Park pledged to ensure a strong deterrence against the North and to work closely with other nations to get Kim's regime to become a responsible member of the international community.

"I will not accept any provocations that threaten the lives and properties of our people," Park said. "We will put forth our utmost efforts to have a strong deterrence and close cooperation with the international community to make North Korea stop provocations and become a responsible member of the international community."

As part of the U.N. Allied Forces, the United States and 20 other countries helped South Korea fight off invading troops from the North, with 16 of them sending combat troops and the others providing medical assistance units.

Tens of thousands of U.N. troops died in action.

Park reiterated her vision of building an international park inside the Demilitarized Zone to turn the heavily armed area, which is guarded by armed forces of both Koreas, into a place of "peace and trust."

North Korea, however, still contends that it won the conflict — and the nation celebrated "Victory Day of Fatherland Liberation War" with Kim and senior military leaders watching a large military parade in Pyongyang.

The event was broadcast by the state-run Korean Central Television.

Thousands of goose-stepping soldiers, columns of tanks, and a broad array of ominous-looking missiles poised on mobile launchers were paraded through Kim Il Sung Square in central Pyongyang.

The lavish military pageant was reminiscent of the marches held by the Soviet Union and China at the height of the Cold War — but there did not appear to be any new weapons in the parade, several military experts said.

The country's arsenal of missiles, however, was front-and-center.

As fighter jets screamed overhead, a relaxed-looking Kim smiled and talked with China's vice president.
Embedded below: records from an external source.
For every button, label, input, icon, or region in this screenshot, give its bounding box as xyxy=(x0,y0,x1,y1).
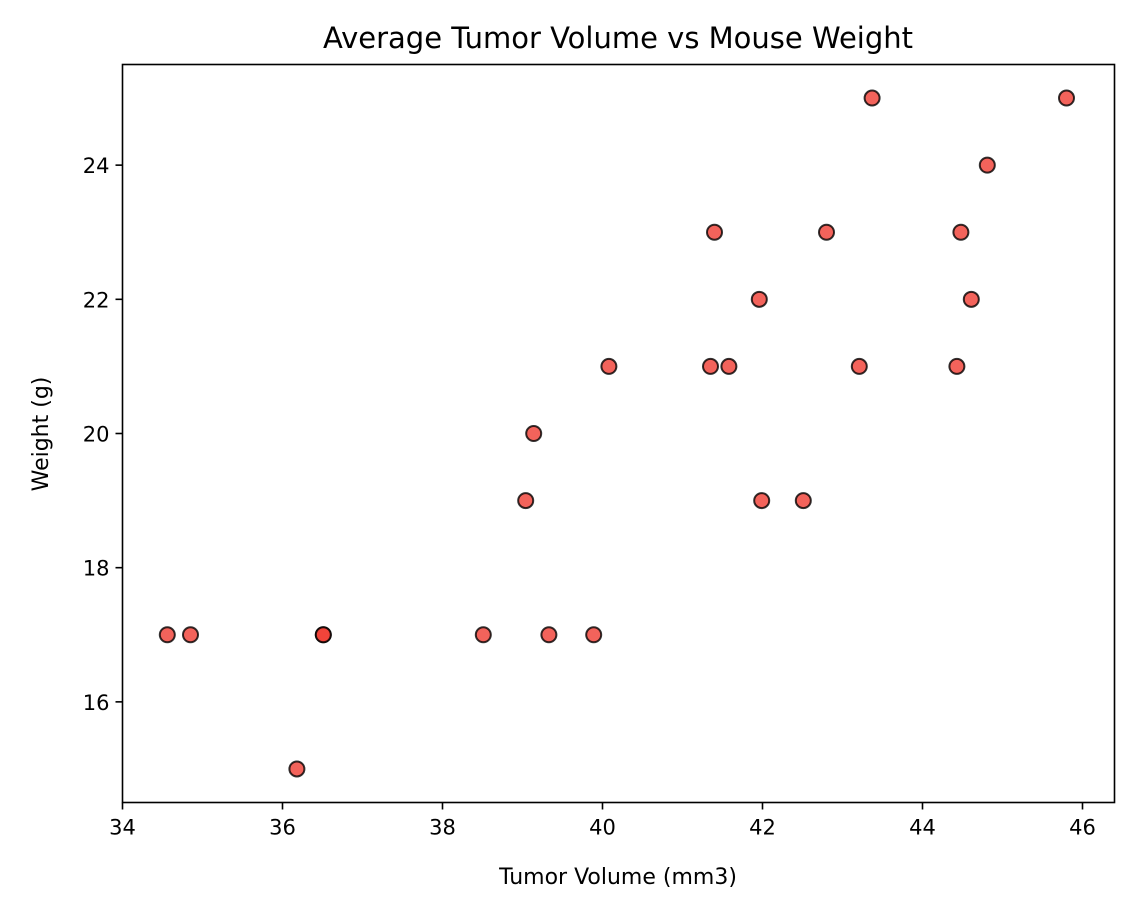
x-tick-label: 34 xyxy=(109,816,136,840)
data-point xyxy=(750,290,768,308)
y-tick-label: 22 xyxy=(83,288,110,312)
data-point xyxy=(182,626,199,644)
data-point xyxy=(948,357,966,375)
y-axis-label: Weight (g) xyxy=(29,377,54,492)
data-point xyxy=(540,626,558,644)
data-point xyxy=(288,760,306,778)
axis-ticks: 34 36 38 40 42 44 46 16 18 20 22 24 xyxy=(83,154,1096,839)
data-point xyxy=(952,223,970,241)
x-tick-label: 42 xyxy=(749,816,776,840)
data-point xyxy=(720,357,738,375)
x-axis-label: Tumor Volume (mm3) xyxy=(498,865,737,890)
data-point xyxy=(158,626,176,644)
data-point xyxy=(753,492,771,510)
y-tick-label: 24 xyxy=(83,154,110,178)
y-tick-label: 20 xyxy=(83,423,110,447)
data-point xyxy=(600,357,618,375)
data-point xyxy=(525,425,543,442)
y-tick-label: 16 xyxy=(83,691,110,715)
data-point xyxy=(702,357,719,375)
data-point xyxy=(474,626,492,644)
x-tick-label: 40 xyxy=(589,816,616,840)
data-point xyxy=(585,626,603,644)
plot-frame xyxy=(121,63,1116,804)
data-point xyxy=(706,223,723,241)
data-point xyxy=(818,223,835,241)
data-point xyxy=(517,492,535,510)
x-tick-label: 38 xyxy=(429,816,456,840)
chart-title: Average Tumor Volume vs Mouse Weight xyxy=(323,21,913,55)
data-point xyxy=(850,357,868,375)
x-tick-label: 44 xyxy=(909,816,936,840)
x-tick-label: 36 xyxy=(269,816,296,840)
data-point xyxy=(863,89,881,107)
x-tick-label: 46 xyxy=(1069,816,1096,840)
data-point xyxy=(1058,89,1075,107)
data-point xyxy=(978,156,996,174)
data-point xyxy=(314,626,332,644)
data-points xyxy=(158,89,1075,778)
y-tick-label: 18 xyxy=(83,557,110,581)
data-point xyxy=(794,492,812,510)
data-point xyxy=(962,290,980,308)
China fought with North Korea during the war and remains Pyongyang's only major ally and a crucial source of economic aid. Kim did not speak during the event.

During Kim's rule — which began in late 2011 after the death of his father, Kim Jong Il — he has overseen two long-range rocket launches and a nuclear test that drew widespread condemnation from around the world and tightened U.N. sanctions.

His belligerent rhetoric and threats grew intense in April, leading the U.S. and China to pledge to rid Pyongyang of nuclear weapons —despite years of rivalry and discord.

North Korea is estimated to have a handful of crude nuclear bombs, but many analysts don't think it has yet mastered the technology needed to build warheads small enough to fit on long-range missiles.

The North's parade tradition goes back to the founding of the country in 1948. Few countries, including Pyongyang's communist models, continue to trot out their military forces in public squares with such pomp and pageantry.

But North Korea has stuck with them because its leaders believe they are a good way to show the world those things about the military they want to reveal, while at the same time sending a potent message domestically of the power of the ruling elite.

"The beauty of a parade is that weapons systems don't actually have to work in order to be impressive," David Stone, an expert on the Soviet and Russian militaries at Kansas State University, asserted. "A missile launcher looks good, even when the missile won't launch."

The Associated Press contributed to this report.